14.08.25 | Mundo

“O triunfo do ódio”

Em artigo publicado em O Globo nesta quinta (14) a jornalista e escritora Cora Rónai comenta as consequências da guerra em Gaza, com o aumento do antissemitismo no mundo e a crise humanitária na região e avalia que o grupo terrorista Hamas saiu vitorioso no seu objetivo de trazer a questão palestina para o centro das atenções mundiais e de enterrar de vez as chances de paz entre Israel e os países árabes. Leia a seguir a íntegra do texto:

Benjamin Netanyahu diz que ocupar Gaza é a melhor forma de acabar com a guerra: ele entende que só assim o Hamas será derrotado. Benjamin Netanyahu está, mais uma vez, equivocado. O Hamas ganhou essa guerra há tempos, no instante em que o ataque de Israel a Gaza deixou de ser defesa e passou a ser vingança. Quando aconteceu isso? Não sei — nem sei se é possível estabelecer esse momento. Mas ele se torna óbvio a partir das imagens de Gaza em ruínas, da população acuada e faminta, da vida cotidiana destruída por todo o território.

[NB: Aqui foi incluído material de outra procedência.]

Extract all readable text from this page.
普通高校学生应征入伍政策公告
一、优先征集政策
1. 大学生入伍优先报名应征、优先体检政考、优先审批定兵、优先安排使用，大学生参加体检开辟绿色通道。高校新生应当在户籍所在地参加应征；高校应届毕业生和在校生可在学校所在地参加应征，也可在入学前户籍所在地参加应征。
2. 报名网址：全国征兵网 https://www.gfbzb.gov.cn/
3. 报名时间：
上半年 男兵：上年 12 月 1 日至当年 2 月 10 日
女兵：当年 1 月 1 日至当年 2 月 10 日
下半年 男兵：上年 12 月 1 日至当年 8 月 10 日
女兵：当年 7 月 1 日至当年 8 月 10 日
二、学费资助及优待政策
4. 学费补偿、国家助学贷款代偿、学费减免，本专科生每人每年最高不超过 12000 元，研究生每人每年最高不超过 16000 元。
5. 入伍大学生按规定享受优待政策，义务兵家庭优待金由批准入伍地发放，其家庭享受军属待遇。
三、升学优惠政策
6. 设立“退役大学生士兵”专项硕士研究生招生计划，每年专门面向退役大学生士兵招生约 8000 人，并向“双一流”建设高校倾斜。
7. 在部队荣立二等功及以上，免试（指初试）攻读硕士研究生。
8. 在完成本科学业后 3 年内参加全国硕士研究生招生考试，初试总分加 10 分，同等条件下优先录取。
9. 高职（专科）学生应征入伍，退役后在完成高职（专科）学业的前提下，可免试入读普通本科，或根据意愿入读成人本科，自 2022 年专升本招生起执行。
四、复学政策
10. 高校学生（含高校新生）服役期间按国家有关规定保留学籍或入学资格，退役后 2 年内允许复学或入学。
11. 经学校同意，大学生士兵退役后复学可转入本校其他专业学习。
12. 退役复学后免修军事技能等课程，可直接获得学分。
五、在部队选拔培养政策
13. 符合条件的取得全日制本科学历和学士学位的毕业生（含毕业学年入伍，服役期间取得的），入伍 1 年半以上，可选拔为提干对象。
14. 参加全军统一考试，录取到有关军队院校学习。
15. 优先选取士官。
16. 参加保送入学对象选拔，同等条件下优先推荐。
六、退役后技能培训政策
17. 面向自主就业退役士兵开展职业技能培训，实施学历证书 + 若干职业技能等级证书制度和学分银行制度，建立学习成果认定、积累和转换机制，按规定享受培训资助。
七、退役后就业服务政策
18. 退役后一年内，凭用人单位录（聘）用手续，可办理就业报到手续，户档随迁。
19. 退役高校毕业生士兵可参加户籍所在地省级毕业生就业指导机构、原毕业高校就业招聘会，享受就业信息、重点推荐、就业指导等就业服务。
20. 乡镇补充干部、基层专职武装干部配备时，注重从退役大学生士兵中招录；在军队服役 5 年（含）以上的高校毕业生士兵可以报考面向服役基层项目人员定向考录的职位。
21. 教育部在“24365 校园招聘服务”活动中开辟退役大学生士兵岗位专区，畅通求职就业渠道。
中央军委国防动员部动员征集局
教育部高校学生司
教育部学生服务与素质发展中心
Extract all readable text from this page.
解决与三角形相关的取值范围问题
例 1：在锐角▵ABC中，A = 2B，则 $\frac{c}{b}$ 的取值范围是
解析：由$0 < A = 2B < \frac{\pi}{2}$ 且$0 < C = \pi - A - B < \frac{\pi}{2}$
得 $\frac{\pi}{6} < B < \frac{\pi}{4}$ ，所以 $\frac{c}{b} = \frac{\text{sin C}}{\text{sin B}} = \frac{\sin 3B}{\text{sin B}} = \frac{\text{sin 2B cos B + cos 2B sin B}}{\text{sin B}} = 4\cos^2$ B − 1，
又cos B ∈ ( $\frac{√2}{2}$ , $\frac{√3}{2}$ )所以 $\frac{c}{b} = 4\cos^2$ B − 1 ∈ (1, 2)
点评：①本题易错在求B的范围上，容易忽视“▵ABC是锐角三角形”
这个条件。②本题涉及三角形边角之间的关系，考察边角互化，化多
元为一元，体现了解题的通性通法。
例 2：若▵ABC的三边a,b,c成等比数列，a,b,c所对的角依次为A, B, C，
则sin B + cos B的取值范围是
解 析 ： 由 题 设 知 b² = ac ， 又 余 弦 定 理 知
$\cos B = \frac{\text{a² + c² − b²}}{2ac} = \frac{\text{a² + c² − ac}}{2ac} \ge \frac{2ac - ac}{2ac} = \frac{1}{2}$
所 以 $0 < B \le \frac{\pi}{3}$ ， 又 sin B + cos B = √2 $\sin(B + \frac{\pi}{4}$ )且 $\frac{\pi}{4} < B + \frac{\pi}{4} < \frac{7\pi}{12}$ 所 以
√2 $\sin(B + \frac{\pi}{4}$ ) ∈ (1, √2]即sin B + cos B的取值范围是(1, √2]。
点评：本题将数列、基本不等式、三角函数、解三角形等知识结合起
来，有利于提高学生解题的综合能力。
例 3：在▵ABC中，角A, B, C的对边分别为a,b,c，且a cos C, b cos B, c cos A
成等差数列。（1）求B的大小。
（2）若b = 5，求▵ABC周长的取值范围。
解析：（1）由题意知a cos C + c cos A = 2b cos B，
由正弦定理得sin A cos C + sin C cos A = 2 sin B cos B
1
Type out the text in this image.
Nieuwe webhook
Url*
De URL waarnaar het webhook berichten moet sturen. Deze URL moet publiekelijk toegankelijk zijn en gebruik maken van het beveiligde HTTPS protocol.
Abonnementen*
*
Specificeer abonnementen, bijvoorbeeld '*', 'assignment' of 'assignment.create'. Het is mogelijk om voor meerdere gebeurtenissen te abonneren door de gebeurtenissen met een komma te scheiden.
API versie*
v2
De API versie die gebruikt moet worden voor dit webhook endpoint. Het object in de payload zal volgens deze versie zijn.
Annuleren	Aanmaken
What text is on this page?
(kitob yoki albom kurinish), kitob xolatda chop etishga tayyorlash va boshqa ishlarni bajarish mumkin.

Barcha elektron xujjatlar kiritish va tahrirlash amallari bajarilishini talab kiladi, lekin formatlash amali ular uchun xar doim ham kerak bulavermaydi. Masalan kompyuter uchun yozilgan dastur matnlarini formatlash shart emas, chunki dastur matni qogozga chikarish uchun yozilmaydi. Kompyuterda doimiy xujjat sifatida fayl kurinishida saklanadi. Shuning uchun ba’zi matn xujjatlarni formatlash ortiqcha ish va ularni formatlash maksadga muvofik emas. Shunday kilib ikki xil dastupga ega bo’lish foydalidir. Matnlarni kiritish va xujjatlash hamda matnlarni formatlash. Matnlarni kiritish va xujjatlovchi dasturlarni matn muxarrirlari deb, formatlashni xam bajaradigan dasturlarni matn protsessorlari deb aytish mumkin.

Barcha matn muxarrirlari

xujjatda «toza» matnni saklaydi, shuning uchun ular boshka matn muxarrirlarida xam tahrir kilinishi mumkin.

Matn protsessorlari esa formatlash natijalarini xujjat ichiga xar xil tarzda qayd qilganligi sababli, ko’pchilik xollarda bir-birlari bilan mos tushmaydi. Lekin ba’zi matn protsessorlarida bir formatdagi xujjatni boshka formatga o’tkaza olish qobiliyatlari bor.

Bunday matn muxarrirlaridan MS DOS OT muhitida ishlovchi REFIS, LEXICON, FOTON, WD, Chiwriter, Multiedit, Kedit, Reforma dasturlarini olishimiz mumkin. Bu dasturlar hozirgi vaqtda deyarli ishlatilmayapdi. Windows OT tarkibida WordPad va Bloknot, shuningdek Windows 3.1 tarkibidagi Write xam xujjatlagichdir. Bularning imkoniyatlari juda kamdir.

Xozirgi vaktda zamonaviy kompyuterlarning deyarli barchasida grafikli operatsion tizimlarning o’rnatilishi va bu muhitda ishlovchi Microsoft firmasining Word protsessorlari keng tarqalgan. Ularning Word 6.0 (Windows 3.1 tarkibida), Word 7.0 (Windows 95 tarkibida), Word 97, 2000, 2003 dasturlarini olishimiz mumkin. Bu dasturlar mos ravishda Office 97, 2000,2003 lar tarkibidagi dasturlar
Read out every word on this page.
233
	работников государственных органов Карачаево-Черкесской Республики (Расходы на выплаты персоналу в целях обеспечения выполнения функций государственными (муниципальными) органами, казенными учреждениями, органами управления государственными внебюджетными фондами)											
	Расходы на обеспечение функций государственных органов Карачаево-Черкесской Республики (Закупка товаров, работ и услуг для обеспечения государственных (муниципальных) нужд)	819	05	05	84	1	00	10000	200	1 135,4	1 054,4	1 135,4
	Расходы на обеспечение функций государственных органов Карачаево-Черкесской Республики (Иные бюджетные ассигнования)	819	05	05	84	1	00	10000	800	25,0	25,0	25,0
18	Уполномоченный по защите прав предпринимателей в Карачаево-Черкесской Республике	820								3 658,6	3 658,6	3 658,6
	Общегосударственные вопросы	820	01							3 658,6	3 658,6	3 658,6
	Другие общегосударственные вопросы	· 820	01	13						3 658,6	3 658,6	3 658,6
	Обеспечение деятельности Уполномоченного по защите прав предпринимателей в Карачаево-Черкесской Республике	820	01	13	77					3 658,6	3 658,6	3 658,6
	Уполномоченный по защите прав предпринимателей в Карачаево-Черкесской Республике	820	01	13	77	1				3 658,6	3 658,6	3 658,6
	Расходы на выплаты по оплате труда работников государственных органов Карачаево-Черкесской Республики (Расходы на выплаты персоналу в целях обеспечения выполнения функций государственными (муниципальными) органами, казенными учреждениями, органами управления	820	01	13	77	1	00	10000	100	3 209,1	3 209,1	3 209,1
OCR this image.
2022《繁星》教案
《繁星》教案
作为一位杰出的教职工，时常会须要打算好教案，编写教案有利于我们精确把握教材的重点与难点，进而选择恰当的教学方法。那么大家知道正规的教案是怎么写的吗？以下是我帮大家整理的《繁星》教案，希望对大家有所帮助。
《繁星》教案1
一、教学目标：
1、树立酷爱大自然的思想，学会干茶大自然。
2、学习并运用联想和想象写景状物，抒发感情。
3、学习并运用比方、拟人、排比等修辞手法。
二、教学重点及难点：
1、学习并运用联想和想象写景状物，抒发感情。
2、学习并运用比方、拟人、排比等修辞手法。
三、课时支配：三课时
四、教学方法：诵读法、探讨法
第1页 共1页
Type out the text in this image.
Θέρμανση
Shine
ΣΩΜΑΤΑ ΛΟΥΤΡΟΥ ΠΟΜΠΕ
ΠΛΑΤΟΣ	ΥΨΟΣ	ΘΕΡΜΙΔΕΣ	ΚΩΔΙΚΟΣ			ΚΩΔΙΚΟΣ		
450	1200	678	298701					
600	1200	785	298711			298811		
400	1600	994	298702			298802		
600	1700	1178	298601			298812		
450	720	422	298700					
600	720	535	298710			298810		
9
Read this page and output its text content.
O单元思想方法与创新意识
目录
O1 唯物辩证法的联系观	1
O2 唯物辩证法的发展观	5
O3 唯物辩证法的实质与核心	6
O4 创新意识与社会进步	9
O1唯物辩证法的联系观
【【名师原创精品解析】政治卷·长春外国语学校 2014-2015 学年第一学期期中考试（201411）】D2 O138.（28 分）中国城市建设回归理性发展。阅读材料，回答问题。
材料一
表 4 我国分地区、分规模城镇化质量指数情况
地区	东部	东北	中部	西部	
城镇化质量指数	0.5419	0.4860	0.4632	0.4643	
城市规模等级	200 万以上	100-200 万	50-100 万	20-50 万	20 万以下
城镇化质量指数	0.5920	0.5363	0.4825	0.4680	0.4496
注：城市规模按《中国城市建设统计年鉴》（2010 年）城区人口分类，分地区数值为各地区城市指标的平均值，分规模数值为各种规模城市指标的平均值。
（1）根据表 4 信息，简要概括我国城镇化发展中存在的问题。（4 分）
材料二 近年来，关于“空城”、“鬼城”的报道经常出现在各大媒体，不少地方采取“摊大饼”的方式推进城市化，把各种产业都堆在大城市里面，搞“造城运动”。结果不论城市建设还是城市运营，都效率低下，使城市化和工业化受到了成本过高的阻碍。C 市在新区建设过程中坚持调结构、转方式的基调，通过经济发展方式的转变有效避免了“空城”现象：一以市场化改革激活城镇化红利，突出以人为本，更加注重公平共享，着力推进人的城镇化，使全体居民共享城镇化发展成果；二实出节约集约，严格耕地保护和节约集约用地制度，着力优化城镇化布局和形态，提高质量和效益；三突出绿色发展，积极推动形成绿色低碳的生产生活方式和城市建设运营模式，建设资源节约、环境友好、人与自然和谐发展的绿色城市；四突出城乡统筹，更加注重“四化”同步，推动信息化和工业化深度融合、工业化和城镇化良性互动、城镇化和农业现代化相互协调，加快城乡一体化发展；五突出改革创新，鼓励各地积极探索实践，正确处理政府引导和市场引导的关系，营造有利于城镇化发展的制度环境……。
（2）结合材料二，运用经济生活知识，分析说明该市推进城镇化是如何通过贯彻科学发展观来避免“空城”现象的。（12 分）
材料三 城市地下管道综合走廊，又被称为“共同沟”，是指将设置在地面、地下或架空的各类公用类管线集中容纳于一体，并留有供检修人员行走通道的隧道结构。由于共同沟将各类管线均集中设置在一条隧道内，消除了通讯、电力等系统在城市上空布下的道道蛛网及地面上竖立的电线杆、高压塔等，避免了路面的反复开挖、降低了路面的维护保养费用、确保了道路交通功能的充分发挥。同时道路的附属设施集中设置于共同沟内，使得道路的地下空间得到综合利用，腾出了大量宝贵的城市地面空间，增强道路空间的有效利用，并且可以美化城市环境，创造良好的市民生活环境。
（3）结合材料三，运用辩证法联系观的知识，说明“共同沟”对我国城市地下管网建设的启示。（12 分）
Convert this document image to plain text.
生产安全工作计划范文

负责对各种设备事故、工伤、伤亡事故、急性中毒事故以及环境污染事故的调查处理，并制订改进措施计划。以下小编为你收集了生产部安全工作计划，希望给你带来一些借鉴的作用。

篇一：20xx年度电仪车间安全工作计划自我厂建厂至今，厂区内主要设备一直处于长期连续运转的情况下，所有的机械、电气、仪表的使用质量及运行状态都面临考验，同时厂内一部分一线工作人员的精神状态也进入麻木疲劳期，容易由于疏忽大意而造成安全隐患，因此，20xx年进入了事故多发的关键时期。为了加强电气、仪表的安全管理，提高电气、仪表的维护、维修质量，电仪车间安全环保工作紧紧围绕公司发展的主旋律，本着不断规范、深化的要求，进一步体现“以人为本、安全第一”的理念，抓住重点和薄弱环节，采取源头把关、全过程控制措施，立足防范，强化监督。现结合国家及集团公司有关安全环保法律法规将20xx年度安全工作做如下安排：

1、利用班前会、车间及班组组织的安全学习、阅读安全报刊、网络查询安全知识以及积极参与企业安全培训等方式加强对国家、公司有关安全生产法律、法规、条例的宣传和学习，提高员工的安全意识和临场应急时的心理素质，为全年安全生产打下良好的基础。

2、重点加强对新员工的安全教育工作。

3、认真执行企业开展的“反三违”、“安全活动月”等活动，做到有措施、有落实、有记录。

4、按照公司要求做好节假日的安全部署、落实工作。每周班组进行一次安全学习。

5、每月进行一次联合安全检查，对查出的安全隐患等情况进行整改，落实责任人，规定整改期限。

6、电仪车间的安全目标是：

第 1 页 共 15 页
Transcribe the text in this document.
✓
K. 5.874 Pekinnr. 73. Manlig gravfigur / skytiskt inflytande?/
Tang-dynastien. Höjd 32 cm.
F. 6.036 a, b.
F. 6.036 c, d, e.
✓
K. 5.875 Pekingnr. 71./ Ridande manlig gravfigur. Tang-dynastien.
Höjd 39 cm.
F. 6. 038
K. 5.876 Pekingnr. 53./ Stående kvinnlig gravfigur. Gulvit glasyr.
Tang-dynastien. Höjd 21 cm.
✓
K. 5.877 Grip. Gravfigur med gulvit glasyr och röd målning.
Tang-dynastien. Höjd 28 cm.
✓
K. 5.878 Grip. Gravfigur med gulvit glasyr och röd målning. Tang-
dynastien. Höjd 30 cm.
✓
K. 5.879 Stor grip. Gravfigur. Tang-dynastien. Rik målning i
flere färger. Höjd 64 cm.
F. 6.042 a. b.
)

Era isso que o Hamas queria em 7 de outubro de 2023: despertar uma reação furiosa e obsessiva, que trouxesse a Palestina para o centro das atenções mundiais, e que enterrasse de vez as chances de paz entre Israel e os países árabes.

Conseguiu tudo isso, e mais.

Hoje Israel é pária entre as nações, alvo de um ódio universal como nunca se viu. “Nunca se viu”, no caso, não é figura de retórica; é fato. Nunca se viu porque nunca existiu, antes, uma conjunção tão forte de preconceito (contra os judeus), por um lado e, por outro, de justa indignação (contra o Estado judeu).

Na esteira dos horrores de Gaza, o pior antissemitismo foi liberado.

Pessoas lindas enroladas em keffyehs dizem que é só antissionismo, sem perceber que este é um nome novo e limpinho para um sentimento antigo e imundo. Ser antissionista, no fim das contas, é negar aos judeus o direito à sua única terra.

A comoção com Gaza é mais do que compreensível. O que chama atenção, no entanto, é a sua natureza singular. Conflitos igualmente brutais — Chechênia, Crimeia, Síria, os campos de prisioneiros dos uigures, o massacre dos rohingya, as guerras esquecidas da África — jamais mobilizaram a mesma adesão emocional, a mesma cobrança absoluta.

Dois mil anos de doutrinação cristã não desaparecem em meia dúzia de anos. Nenhum dos países envolvidos nos outros conflitos tem o mesmo poder simbólico de Israel. Nenhum ocupa uma terra bíblica com um povo que foi sistematicamente estigmatizado, ao longo dos séculos, pelas mais altas autoridades eclesiásticas.

A resposta global à guerra em Gaza não nasce só da indignação despertada pelas notícias que vêm de lá, mas também da longa sedimentação do ódio, da decantação de um ressentimento que atravessa os tempos. O que estamos vendo não é apenas solidariedade à Palestina. É também uma catarse coletiva contra Israel.

É horrível testemunhar isso daqui: de um lado, o antissemitismo mais primitivo, agora liberado, modernizado e travestido de discurso progressista. De outro, a conduta de Israel em Gaza: desproporcional, cínica, imoral.

Hoje há uma geração de judeus que se sente órfã, sem espaço nos campos de protesto e sem voz nas suas comunidades. Gente que cresceu acreditando em Israel como abrigo, mas que não reconhece o seu governo fundamentalista e brutal. Gente que quer paz, que quer dois estados, que é contra a guerra e os assentamentos. Gente que vê bandeiras da Palestina em todas as esquinas e se pergunta se ainda pode sair com uma estrela de Davi no peito sem ser vista como inimiga da Humanidade.

A guerra é insuportável. O antissemitismo é insuportável. Para quem tem alguma raiz nessa história, o tempo presente é uma ferida aberta que não vai cicatrizar nunca.